Le premier ministre Stephen Harper démontre qu’il n’aura plus besoin de passer par quatre chemins pour arriver à ses fins, maintenant qu’il dirige un gouvernement majoritaire. La population canadienne a eu droit à un avant-goût de ce qui l’attend pour les quatre prochaines années récemment.

En effet, le gouvernement conservateur a décidé que l’État cesserait de subventionner les partis politiques, et ce, dans un avenir rapproché. Rien de trop surprenant dans cette nouvelle, car Stephen Harper avait indiqué qu’il avait l’intention d’agir ainsi au cours de la campagne électorale. Ce n’était pas la première fois que les conservateurs avançaient cette possibilité, mais par le passé, alors qu’il était à la tête d’un gouvernement minoritaire, il avait été obligé de faire volte-face dans ce dossier.


Chaque parti devra donc trouver une façon différente de se financer. Rappelons que depuis 2004, les partis reconnus par Élections Canada reçoivent 1,75 $ par vote obtenu au scrutin précédent.
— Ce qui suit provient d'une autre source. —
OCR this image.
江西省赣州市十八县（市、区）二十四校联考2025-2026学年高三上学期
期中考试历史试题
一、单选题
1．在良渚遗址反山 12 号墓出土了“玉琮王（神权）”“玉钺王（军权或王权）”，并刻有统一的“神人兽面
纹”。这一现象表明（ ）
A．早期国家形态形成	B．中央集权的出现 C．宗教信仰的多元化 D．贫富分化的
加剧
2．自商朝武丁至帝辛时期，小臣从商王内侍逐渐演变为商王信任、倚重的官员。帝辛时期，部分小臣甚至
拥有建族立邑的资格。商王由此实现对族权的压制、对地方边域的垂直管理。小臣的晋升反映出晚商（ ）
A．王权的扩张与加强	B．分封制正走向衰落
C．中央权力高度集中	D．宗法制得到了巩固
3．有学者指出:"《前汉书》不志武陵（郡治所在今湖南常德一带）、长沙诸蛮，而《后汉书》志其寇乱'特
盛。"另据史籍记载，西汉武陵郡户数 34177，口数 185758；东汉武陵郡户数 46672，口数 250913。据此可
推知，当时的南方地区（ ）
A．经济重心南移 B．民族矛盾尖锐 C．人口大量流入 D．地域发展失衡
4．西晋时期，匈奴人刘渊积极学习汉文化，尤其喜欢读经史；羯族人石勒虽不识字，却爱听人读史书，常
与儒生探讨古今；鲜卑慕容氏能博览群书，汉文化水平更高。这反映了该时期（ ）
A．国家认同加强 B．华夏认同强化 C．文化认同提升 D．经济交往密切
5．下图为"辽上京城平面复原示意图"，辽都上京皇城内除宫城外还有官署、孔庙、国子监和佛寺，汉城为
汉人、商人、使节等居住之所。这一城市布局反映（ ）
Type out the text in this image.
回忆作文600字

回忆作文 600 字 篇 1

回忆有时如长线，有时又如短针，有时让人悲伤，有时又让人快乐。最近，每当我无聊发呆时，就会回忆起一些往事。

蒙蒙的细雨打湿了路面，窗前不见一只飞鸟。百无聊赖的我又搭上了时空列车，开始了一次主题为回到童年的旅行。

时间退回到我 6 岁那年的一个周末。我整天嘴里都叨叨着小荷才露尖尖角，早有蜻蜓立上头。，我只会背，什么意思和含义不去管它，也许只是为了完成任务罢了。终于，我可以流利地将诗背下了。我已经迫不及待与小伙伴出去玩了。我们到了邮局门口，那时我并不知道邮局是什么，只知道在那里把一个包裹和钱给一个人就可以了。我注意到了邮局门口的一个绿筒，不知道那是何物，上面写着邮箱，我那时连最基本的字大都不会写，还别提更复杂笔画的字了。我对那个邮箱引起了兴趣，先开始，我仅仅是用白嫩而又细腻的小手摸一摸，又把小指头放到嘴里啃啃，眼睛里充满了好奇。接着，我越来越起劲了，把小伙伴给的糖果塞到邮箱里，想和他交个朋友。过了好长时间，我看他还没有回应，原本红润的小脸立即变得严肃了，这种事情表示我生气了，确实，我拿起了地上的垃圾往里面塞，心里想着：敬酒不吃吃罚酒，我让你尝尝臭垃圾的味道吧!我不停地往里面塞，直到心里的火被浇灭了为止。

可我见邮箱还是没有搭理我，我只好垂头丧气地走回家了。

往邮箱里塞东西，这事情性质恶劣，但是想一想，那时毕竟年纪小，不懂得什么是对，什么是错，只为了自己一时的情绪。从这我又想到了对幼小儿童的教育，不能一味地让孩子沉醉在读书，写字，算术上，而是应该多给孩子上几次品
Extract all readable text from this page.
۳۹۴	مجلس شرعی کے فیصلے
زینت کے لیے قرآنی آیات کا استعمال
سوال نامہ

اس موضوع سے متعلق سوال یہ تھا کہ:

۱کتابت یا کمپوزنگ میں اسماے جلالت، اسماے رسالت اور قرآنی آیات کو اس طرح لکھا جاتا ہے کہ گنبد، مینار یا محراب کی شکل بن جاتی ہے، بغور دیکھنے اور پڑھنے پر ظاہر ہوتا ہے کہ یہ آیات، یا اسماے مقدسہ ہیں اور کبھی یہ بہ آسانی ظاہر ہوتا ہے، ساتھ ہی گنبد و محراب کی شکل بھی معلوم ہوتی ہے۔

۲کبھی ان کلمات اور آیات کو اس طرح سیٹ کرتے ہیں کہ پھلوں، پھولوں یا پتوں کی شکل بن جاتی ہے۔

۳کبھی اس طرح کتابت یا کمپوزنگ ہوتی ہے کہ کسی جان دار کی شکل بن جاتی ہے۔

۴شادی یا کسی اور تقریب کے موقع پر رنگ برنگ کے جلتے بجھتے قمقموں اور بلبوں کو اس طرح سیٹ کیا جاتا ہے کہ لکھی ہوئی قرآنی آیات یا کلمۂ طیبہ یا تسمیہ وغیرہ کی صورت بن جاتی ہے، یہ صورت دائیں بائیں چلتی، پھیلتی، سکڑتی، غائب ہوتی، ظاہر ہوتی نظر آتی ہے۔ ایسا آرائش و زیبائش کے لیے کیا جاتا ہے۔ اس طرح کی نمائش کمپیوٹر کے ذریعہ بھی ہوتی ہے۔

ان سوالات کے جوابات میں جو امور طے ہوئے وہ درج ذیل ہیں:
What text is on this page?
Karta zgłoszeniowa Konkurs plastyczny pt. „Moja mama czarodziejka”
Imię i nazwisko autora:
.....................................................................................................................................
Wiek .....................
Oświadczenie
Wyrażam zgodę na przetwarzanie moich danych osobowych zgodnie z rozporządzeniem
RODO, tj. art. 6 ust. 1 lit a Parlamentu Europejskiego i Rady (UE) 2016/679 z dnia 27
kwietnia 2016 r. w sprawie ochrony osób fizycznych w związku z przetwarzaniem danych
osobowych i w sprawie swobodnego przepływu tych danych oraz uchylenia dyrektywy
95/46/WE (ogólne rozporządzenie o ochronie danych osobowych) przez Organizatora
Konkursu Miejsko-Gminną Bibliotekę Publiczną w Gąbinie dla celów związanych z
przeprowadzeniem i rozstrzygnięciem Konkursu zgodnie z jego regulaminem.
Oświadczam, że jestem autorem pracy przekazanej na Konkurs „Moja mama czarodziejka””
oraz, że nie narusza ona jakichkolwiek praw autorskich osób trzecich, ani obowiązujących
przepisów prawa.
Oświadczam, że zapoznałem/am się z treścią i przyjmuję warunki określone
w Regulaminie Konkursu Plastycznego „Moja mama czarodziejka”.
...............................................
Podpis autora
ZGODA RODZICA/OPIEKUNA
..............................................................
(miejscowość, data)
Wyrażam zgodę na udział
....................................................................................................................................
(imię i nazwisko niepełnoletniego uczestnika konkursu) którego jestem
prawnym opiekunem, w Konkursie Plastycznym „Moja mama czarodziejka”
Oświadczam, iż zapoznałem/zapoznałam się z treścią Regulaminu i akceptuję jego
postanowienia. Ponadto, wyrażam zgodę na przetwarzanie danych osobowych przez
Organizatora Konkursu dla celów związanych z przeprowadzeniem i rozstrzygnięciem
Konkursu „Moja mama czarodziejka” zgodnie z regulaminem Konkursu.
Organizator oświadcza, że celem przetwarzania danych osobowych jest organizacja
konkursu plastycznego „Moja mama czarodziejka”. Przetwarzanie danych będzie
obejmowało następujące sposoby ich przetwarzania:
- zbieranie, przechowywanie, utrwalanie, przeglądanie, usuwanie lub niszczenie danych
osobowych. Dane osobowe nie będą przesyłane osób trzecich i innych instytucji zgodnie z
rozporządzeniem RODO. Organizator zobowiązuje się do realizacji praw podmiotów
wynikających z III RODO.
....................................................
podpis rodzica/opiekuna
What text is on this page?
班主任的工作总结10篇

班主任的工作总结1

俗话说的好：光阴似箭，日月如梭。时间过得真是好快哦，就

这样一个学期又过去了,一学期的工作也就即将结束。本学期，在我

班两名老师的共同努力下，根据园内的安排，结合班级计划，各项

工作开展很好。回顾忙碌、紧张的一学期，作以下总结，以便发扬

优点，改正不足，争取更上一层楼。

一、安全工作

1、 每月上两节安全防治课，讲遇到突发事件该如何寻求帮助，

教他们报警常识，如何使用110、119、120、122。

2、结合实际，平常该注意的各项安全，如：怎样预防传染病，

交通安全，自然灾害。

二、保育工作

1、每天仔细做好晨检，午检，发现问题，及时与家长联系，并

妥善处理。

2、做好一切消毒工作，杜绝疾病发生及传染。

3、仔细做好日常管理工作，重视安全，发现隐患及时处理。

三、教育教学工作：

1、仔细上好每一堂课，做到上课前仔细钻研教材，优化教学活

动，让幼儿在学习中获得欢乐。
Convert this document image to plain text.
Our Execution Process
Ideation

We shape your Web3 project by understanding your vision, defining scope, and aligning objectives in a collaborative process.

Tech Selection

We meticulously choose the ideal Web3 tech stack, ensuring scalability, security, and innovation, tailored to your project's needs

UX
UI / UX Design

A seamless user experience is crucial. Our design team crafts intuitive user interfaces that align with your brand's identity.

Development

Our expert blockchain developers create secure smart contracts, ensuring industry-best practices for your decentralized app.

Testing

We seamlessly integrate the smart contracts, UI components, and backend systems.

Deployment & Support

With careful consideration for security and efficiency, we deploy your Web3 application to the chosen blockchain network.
L’an dernier, les conservateurs avaient reçu 10,4 millions $ de cette façon, contre 7,25 millions $ pour les libéraux, 5 millions $ pour les néo-démocrates et 2,76 millions $ pour le Bloc québécois.

Si on ne peut pas reprocher au premier ministre d’être de mauvaise foi dans ce dossier, on ne peut pas en dire autant du Sénat. Les nominations de trois candidats conservateurs défaits lors des dernières élections ont de quoi inspirer la réflexion. Il est difficile d’affirmer que les Josée Verner (ancienne ministre des Affaires intergouvernementales qui a été emportée par la vague orange dans la région de Québec), Larry Smith (l’ancien sénateur qui a démissionné pour se présenter à Montréal) et Fabian Manning (ancien sénateur qui a démissionné pour se présenter à Terre-Neuve) ont véritablement leur place à la Chambre haute.

Il ne faut pas oublier que Stephen Harper a toujours été en faveur d’un Sénat élu pour combler tout siège vacant. Ces trois nominations partisanes vont donc à l’encontre de ce qu’il a toujours prêché. Pour calmer le jeu, devant le tollé soulevé par la venue de ces trois sénateurs, le premier ministre a réitéré sa promesse : tous les sénateurs nommés depuis 2008 seront assujettis à un mandat maximal de huit ans.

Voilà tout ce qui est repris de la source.